The same usual political rhetoric I see in this column. Any mega exercise of this nature will have some problems in execution and there is no need to keep shouting about that. If so many people need to be involved, by the time it is rolled out, you would have seen most of the black money would have got converted to white overnight. The very reason why Mamata Banerjee and other political parties are screaming is not because of the inconvenience it has caused tot he common man, but because they must have lost big time. Instead of criticizing, you should have shown your brainware by discussing what other ways this could have been handled. Otherwise, it is easy to be a critique and that is what this write up is all about. I am a member of Equitymaster, and I am disappointed at this write up.

Like (1)

Bhaskar Rao

Dec 6, 2016

Richa's views on demonetization smacks a one sided biased view. If even all the money prior to demonetization comes back to the formal banking system, it is a big gain & there will be less cash money in the system, less chance for tax evasion in future resulting in a broader tax base. Besides, fake currency, deactivating money used by underground economy & terrorists is a big gain for the nation. No thought has been given Richa while writing and downright condemning the demonization move.
Further, the authors views to move into cashless economy looks to be very shortsighted. To think that all things must be in place before such a move is shortsightedness and is a retrograde thinking. Cashless transactions is to be seen as one opening up tremendous opportunity for future growth of financial inclusiveness and growth of financial sectors in the coming days.

Like (1)

Gautam M

Dec 6, 2016

It would have been very naive to expect that the black money hoarders will give up their loot without any fight especially considering the fact these guys have very high IQ level but have chosen willingly this path. Personally I feel the article written as a judgement/verdict is too early and based only on the initial/transition pain in the system which the decision has caused. Please have some patience as the game is not yet over. With all the money now back in the banking channel, the real game starts between IT, ED and other departments versus the corrupt givers and takers of black money who would have used innumerable mechanisms to route the money into the banking channels just to avoid the glare and get their money saved. Every day in the print media new stories on such methods surface whether it is using Jan Dhan accounts to using employees bank accounts to route the money by collecting post dated cheques. The real game would be how much the authorities are able to lay their hand on such modus operands and are able to confiscate the amount and prosecute the holders before these folks again withdraw back the money from the system.
I am waiting on the real report card of this move which probably will sometime happen in Feb-March 2017 period.

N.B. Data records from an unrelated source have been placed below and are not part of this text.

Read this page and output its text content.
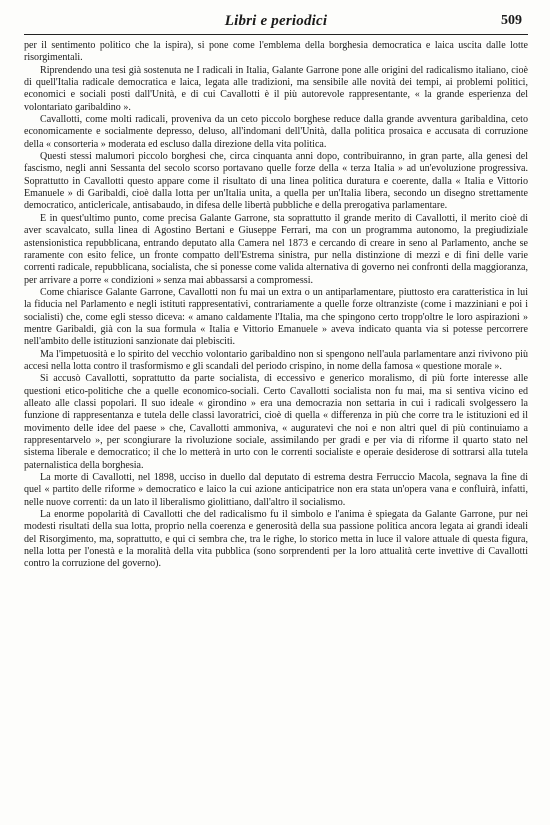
Libri e periodici	509

per il sentimento politico che la ispira), si pone come l'emblema della borghesia democratica e laica uscita dalle lotte risorgimentali.

Riprendendo una tesi già sostenuta ne I radicali in Italia, Galante Garrone pone alle origini del radicalismo italiano, cioè di quell'Italia radicale democratica e laica, legata alle tradizioni, ma sensibile alle novità dei tempi, ai problemi politici, economici e sociali posti dall'Unità, e di cui Cavallotti è il più autorevole rappresentante, « la grande esperienza del volontariato garibaldino ».

Cavallotti, come molti radicali, proveniva da un ceto piccolo borghese reduce dalla grande avventura garibaldina, ceto economicamente e socialmente depresso, deluso, all'indomani dell'Unità, dalla politica prosaica e accusata di corruzione della « consorteria » moderata ed escluso dalla direzione della vita politica.

Questi stessi malumori piccolo borghesi che, circa cinquanta anni dopo, contribuiranno, in gran parte, alla genesi del fascismo, negli anni Sessanta del secolo scorso portavano quelle forze della « terza Italia » ad un'evoluzione progressiva. Soprattutto in Cavallotti questo appare come il risultato di una linea politica duratura e coerente, dalla « Italia e Vittorio Emanuele » di Garibaldi, cioè dalla lotta per un'Italia unita, a quella per un'Italia libera, secondo un disegno strettamente democratico, anticlericale, antisabaudo, in difesa delle libertà pubbliche e della prerogativa parlamentare.

E in quest'ultimo punto, come precisa Galante Garrone, sta soprattutto il grande merito di Cavallotti, il merito cioè di aver scavalcato, sulla linea di Agostino Bertani e Giuseppe Ferrari, ma con un programma autonomo, la pregiudiziale astensionistica repubblicana, entrando deputato alla Camera nel 1873 e cercando di creare in seno al Parlamento, anche se raramente con esito felice, un fronte compatto dell'Estrema sinistra, pur nella distinzione di mezzi e di fini delle varie correnti radicale, repubblicana, socialista, che si ponesse come valida alternativa di governo nei confronti della maggioranza, per arrivare a porre « condizioni » senza mai abbassarsi a compromessi.

Come chiarisce Galante Garrone, Cavallotti non fu mai un extra o un antiparlamentare, piuttosto era caratteristica in lui la fiducia nel Parlamento e negli istituti rappresentativi, contrariamente a quelle forze oltranziste (come i mazziniani e poi i socialisti) che, come egli stesso diceva: « amano caldamente l'Italia, ma che spingono certo tropp'oltre le loro aspirazioni » mentre Garibaldi, già con la sua formula « Italia e Vittorio Emanuele » aveva indicato quanta via si potesse percorrere nell'ambito delle istituzioni sanzionate dai plebisciti.

Ma l'impetuosità e lo spirito del vecchio volontario garibaldino non si spengono nell'aula parlamentare anzi rivivono più accesi nella lotta contro il trasformismo e gli scandali del periodo crispino, in nome della famosa « questione morale ».

Si accusò Cavallotti, soprattutto da parte socialista, di eccessivo e generico moralismo, di più forte interesse alle questioni etico-politiche che a quelle economico-sociali. Certo Cavallotti socialista non fu mai, ma si sentiva vicino ed alleato alle classi popolari. Il suo ideale « girondino » era una democrazia non settaria in cui i radicali svolgessero la funzione di rappresentanza e tutela delle classi lavoratrici, cioè di quella « differenza in più che corre tra le istituzioni ed il movimento delle idee del paese » che, Cavallotti ammoniva, « auguratevi che noi e non altri quel di più continuiamo a rappresentarvelo », per scongiurare la rivoluzione sociale, assimilando per gradi e per via di riforme il quarto stato nel sistema liberale e democratico; il che lo metterà in urto con le correnti socialiste e operaie desiderose di sottrarsi alla tutela paternalistica della borghesia.

La morte di Cavallotti, nel 1898, ucciso in duello dal deputato di estrema destra Ferruccio Macola, segnava la fine di quel « partito delle riforme » democratico e laico la cui azione anticipatrice non era stata un'opera vana e confluirà, infatti, nelle nuove correnti: da un lato il liberalismo giolittiano, dall'altro il socialismo.

La enorme popolarità di Cavallotti che del radicalismo fu il simbolo e l'anima è spiegata da Galante Garrone, pur nei modesti risultati della sua lotta, proprio nella coerenza e generosità della sua passione politica ancora legata ai grandi ideali del Risorgimento, ma, soprattutto, e qui ci sembra che, tra le righe, lo storico metta in luce il valore attuale di questa figura, nella lotta per l'onestà e la moralità della vita pubblica (sono sorprendenti per la loro attualità certe invettive di Cavallotti contro la corruzione del governo).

I understand present day reporters/analysts being the new generation, patience is the last word in their dictionary but sometimes it is better to display patience than land with egg on the face.

Like (1)

jpg

Dec 6, 2016

This type of Copy and Paste material article without proper editorial check affects the credentials of the Owner.The move is already a success if you see the amount getting Seized,Found in river, in Dump and December is not over yet.Also the figures mentioned in the article do not tally with published numbers as experts are estimating minimum 2 lacs crore gap.Also the amount of awareness created in the nation and the boost to cashless economy and removal of fake currency are clear gains.People have stopped spending on avoidable luxury ITEMS and have realized value of money. I feel net gain and at the end of it Author will be proved Wrong.